Luke Johnson recognises himself as ‘contrarian’ in some of his approaches and stances, and not just over the ‘historical’ Jesus. His major study of Paul continues the view which he expressed much earlier, that it is wiser to read the whole corpus of books bearing Paul’s name than to limit study to those which nineteenth-century scholarship would allow as ‘authentic’. He is impatient with ‘ideological’ approaches which pay insufficient attention to the text of Scripture itself, or which critique what Scripture says purely on the basis of the ideological position from which a scholar comes.

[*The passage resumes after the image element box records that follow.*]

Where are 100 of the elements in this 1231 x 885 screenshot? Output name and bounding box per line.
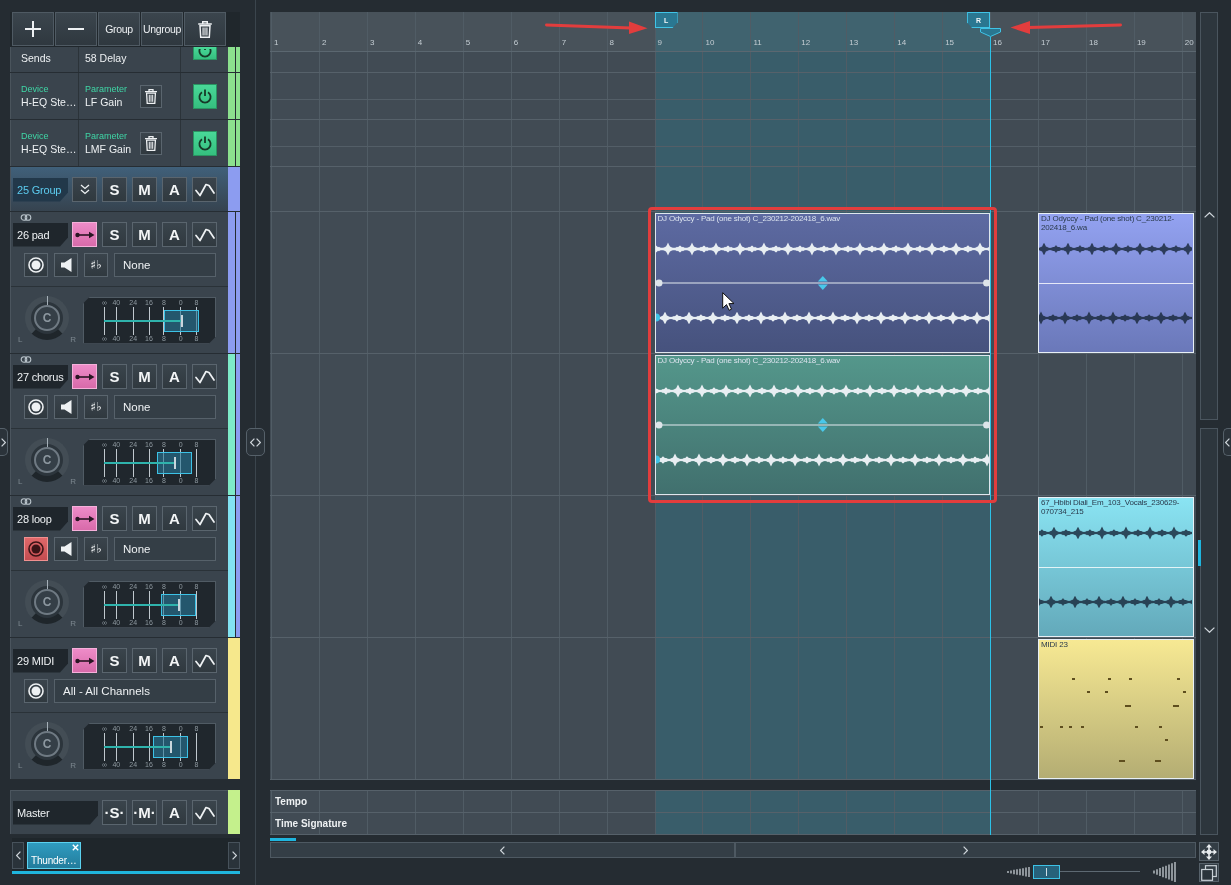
move-button[interactable] xyxy=(1199,842,1219,861)
toolbar-button[interactable]: Group xyxy=(98,12,140,46)
track-name-field[interactable]: Master xyxy=(13,800,98,825)
fader-handle[interactable] xyxy=(161,593,197,616)
expand-panel-button[interactable] xyxy=(0,428,8,456)
track-name-field[interactable]: 27 chorus xyxy=(13,364,68,389)
envelope-handle[interactable] xyxy=(655,279,662,287)
pan-knob[interactable]: C xyxy=(25,438,69,482)
fader-track[interactable] xyxy=(104,448,197,477)
power-button[interactable] xyxy=(192,83,217,109)
delete-button[interactable] xyxy=(140,131,162,155)
input-dropdown[interactable]: None xyxy=(114,253,216,277)
automation-button[interactable] xyxy=(192,222,217,247)
scroll-thumb[interactable] xyxy=(1198,540,1201,566)
track-toggle-button[interactable]: M xyxy=(132,222,157,247)
track-tab[interactable]: Thunder… xyxy=(27,842,81,869)
automation-button[interactable] xyxy=(192,177,217,202)
track-toggle-button[interactable]: A xyxy=(162,222,187,247)
audio-clip[interactable]: DJ Odyccy - Pad (one shot) C_230212-202418_6.wa xyxy=(1038,213,1194,353)
track-name-field[interactable]: 26 pad xyxy=(13,222,68,247)
record-button[interactable] xyxy=(24,395,48,419)
track-toggle-button[interactable]: A xyxy=(162,506,187,531)
audio-clip[interactable]: 67_Hbibi Diali_Em_103_Vocals_230629-070734_215 xyxy=(1038,497,1194,637)
track-toggle-button[interactable]: A xyxy=(162,364,187,389)
fade-handle[interactable] xyxy=(655,455,660,464)
track-toggle-button[interactable]: M xyxy=(132,506,157,531)
audio-clip[interactable]: DJ Odyccy - Pad (one shot) C_230212-202418_6.wav xyxy=(654,213,991,353)
track-toggle-button[interactable]: S xyxy=(102,506,127,531)
track-toggle-button[interactable]: S xyxy=(102,177,127,202)
fader-track[interactable] xyxy=(104,732,197,761)
field-label: Device xyxy=(21,130,50,142)
bar-number: 6 xyxy=(513,38,519,47)
window-button[interactable] xyxy=(1199,863,1219,882)
track-toggle-button[interactable]: A xyxy=(162,177,187,202)
chevron-up-icon xyxy=(1203,212,1215,218)
fader-track[interactable] xyxy=(104,306,197,335)
zoom-slider-track[interactable] xyxy=(1033,862,1140,882)
track-name-field[interactable]: 25 Group xyxy=(13,177,68,202)
zoom-slider-thumb[interactable] xyxy=(1033,865,1060,879)
gain-handle[interactable] xyxy=(817,276,828,290)
track-toggle-button[interactable]: M xyxy=(132,648,157,673)
routing-button[interactable] xyxy=(72,222,97,247)
routing-button[interactable] xyxy=(72,364,97,389)
record-button[interactable] xyxy=(24,537,48,561)
delete-button[interactable] xyxy=(184,12,226,46)
input-dropdown[interactable]: None xyxy=(114,537,216,561)
monitor-button[interactable] xyxy=(54,395,78,419)
transpose-button[interactable]: ♯♭ xyxy=(84,395,108,419)
routing-button[interactable] xyxy=(72,648,97,673)
envelope-handle[interactable] xyxy=(655,421,662,429)
expand-panel-button[interactable] xyxy=(1223,428,1231,456)
monitor-button[interactable] xyxy=(54,537,78,561)
monitor-button[interactable] xyxy=(54,253,78,277)
fade-handle[interactable] xyxy=(655,313,660,322)
fader-handle[interactable] xyxy=(153,735,188,758)
record-button[interactable] xyxy=(24,253,48,277)
track-toggle-button[interactable]: S xyxy=(102,364,127,389)
automation-button[interactable] xyxy=(192,506,217,531)
routing-button[interactable] xyxy=(72,506,97,531)
automation-button[interactable] xyxy=(192,648,217,673)
playhead-handle[interactable] xyxy=(979,28,1001,37)
transpose-button[interactable]: ♯♭ xyxy=(84,537,108,561)
envelope-handle[interactable] xyxy=(982,421,990,429)
fader-handle[interactable] xyxy=(164,309,200,332)
toggle-panel-button[interactable] xyxy=(246,428,265,456)
pan-knob[interactable]: C xyxy=(25,580,69,624)
toolbar-button[interactable]: Ungroup xyxy=(141,12,183,46)
chevron-right-icon xyxy=(963,845,968,855)
track-toggle-button[interactable]: S xyxy=(102,222,127,247)
track-toggle-button[interactable]: ·M· xyxy=(132,800,157,825)
envelope-handle[interactable] xyxy=(982,279,990,287)
track-toggle-button[interactable]: A xyxy=(162,648,187,673)
input-dropdown[interactable]: All - All Channels xyxy=(54,679,216,703)
track-name-field[interactable]: 28 loop xyxy=(13,506,68,531)
power-button[interactable] xyxy=(192,130,217,156)
record-button[interactable] xyxy=(24,679,48,703)
power-button[interactable] xyxy=(192,47,217,60)
remove-button[interactable] xyxy=(55,12,97,46)
pan-knob[interactable]: C xyxy=(25,296,69,340)
track-toggle-button[interactable]: ·S· xyxy=(102,800,127,825)
fader-track[interactable] xyxy=(104,590,197,619)
automation-button[interactable] xyxy=(192,364,217,389)
collapse-button[interactable] xyxy=(72,177,97,202)
track-toggle-button[interactable]: M xyxy=(132,364,157,389)
fader-handle[interactable] xyxy=(156,451,192,474)
input-dropdown[interactable]: None xyxy=(114,395,216,419)
transpose-button[interactable]: ♯♭ xyxy=(84,253,108,277)
track-toggle-button[interactable]: M xyxy=(132,177,157,202)
track-toggle-button[interactable]: S xyxy=(102,648,127,673)
overlapping-squares-icon xyxy=(1201,864,1217,881)
scroll-right-button[interactable] xyxy=(228,842,240,869)
pan-knob[interactable]: C xyxy=(25,722,69,766)
midi-clip[interactable]: MIDI 23 xyxy=(1038,639,1194,779)
automation-button[interactable] xyxy=(192,800,217,825)
gain-handle[interactable] xyxy=(817,418,828,432)
delete-button[interactable] xyxy=(140,84,162,108)
add-button[interactable] xyxy=(12,12,54,46)
track-name-field[interactable]: 29 MIDI xyxy=(13,648,68,673)
scroll-left-button[interactable] xyxy=(12,842,24,869)
track-toggle-button[interactable]: A xyxy=(162,800,187,825)
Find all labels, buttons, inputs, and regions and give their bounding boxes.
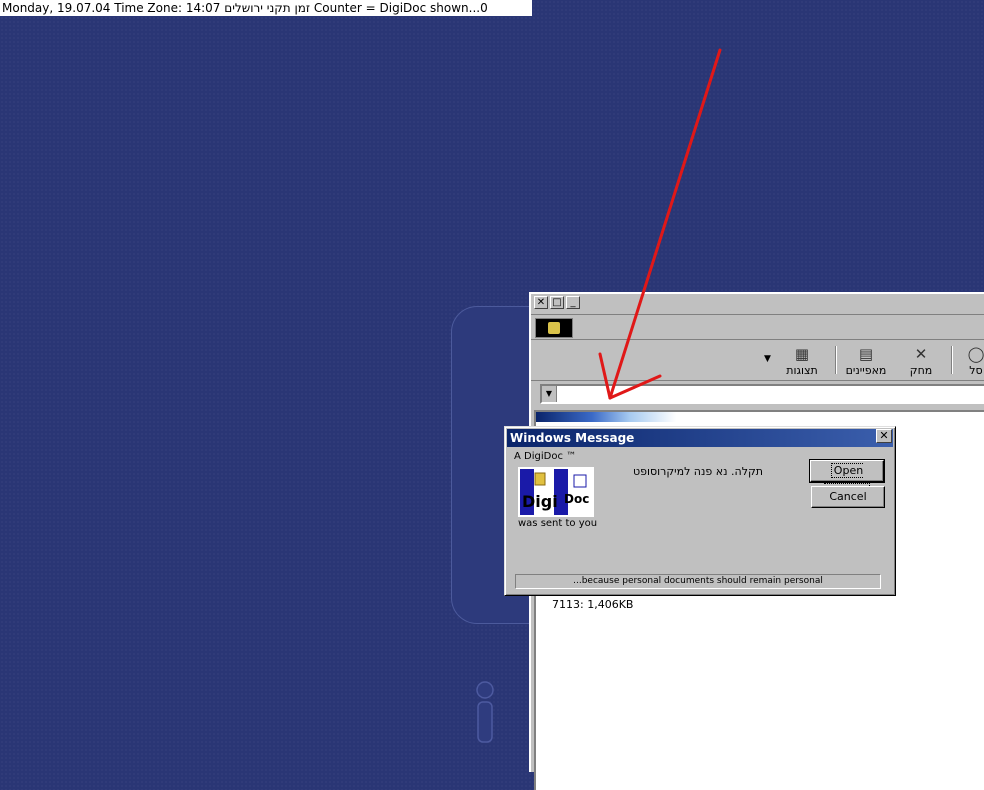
minimize-icon[interactable]: _ — [566, 296, 580, 309]
open-digidoc-button[interactable]: Open DigiDoc — [809, 459, 885, 498]
address-row: ▼ — [531, 380, 984, 406]
bin-label: סל — [969, 364, 983, 377]
views-label: תצוגות — [786, 364, 818, 377]
toolbar: ▼ ▦ תצוגות ▤ מאפיינים ✕ מחק ◯ סל — [531, 340, 984, 381]
views-button[interactable]: ▦ תצוגות — [777, 344, 827, 378]
close-icon[interactable]: ✕ — [534, 296, 548, 309]
delete-label: מחק — [909, 364, 933, 377]
properties-icon: ▤ — [858, 345, 874, 363]
cancel-button[interactable]: Cancel — [811, 486, 885, 508]
menu-strip — [531, 315, 984, 340]
address-combo[interactable]: ▼ — [540, 384, 984, 404]
properties-label: מאפיינים — [845, 364, 887, 377]
properties-button[interactable]: ▤ מאפיינים — [837, 344, 895, 378]
maximize-icon[interactable]: □ — [550, 296, 564, 309]
digidoc-logo-icon: Digi Doc — [518, 467, 594, 517]
dialog-message: תקלה. נא פנה למיקרוסופט — [632, 465, 763, 478]
dialog-status: ...because personal documents should rem… — [515, 574, 881, 589]
delete-icon: ✕ — [914, 345, 928, 363]
app-logo-icon — [535, 318, 573, 338]
delete-button[interactable]: ✕ מחק — [901, 344, 941, 378]
info-icon — [476, 681, 494, 743]
bin-icon: ◯ — [967, 345, 984, 363]
dialog-sent: was sent to you — [518, 518, 598, 529]
dialog-from: A DigiDoc ™ — [514, 451, 577, 462]
svg-text:Digi: Digi — [522, 492, 558, 511]
dropdown-arrow-icon[interactable]: ▼ — [764, 354, 771, 364]
close-icon[interactable]: ✕ — [876, 429, 892, 443]
chevron-down-icon[interactable]: ▼ — [542, 386, 557, 402]
svg-text:Doc: Doc — [564, 492, 589, 506]
windows-message-dialog: Windows Message ✕ A DigiDoc ™ Digi Doc w… — [504, 426, 896, 596]
views-icon: ▦ — [794, 345, 810, 363]
explorer-titlebar: ✕ □ _ — [531, 294, 984, 315]
status-bar: Monday, 19.07.04 Time Zone: 14:07 זמן תק… — [0, 0, 532, 16]
bin-button[interactable]: ◯ סל — [961, 344, 984, 378]
content-header-gradient — [536, 412, 984, 422]
dialog-title: Windows Message — [507, 429, 893, 447]
size-text: 7113: 1,406KB — [552, 598, 634, 611]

The latter part of the book is in some ways the most important, for here he identifies the virtues—the forms of excellence—required in a scholar’s life. I wish I had read this many years ago in my early days of scholarship: it represents his mature reflections after many years of scholarly endeavour. Here is a listing of the virtues he identifies, to encourage and invite you to enquire further. Intellectual virtues: curiosity, respect for evidence (he’s a big fan of careful exegesis), mastery of the subject, wide and critical reading (including outside the discipline), imagination, and clarity and cogency. Moral virtues: courage, ambition (of the right kind—desiring excellence), discipline, persistence, detachment, contentment, and multitasking (combining efficiency with equanimity). This is a terrific list, and these two chapters alone are worth the price of admission.

This is a book I shall warmly recommend to colleagues, doctoral students, and those considering doctoral work. It’s a joy to read.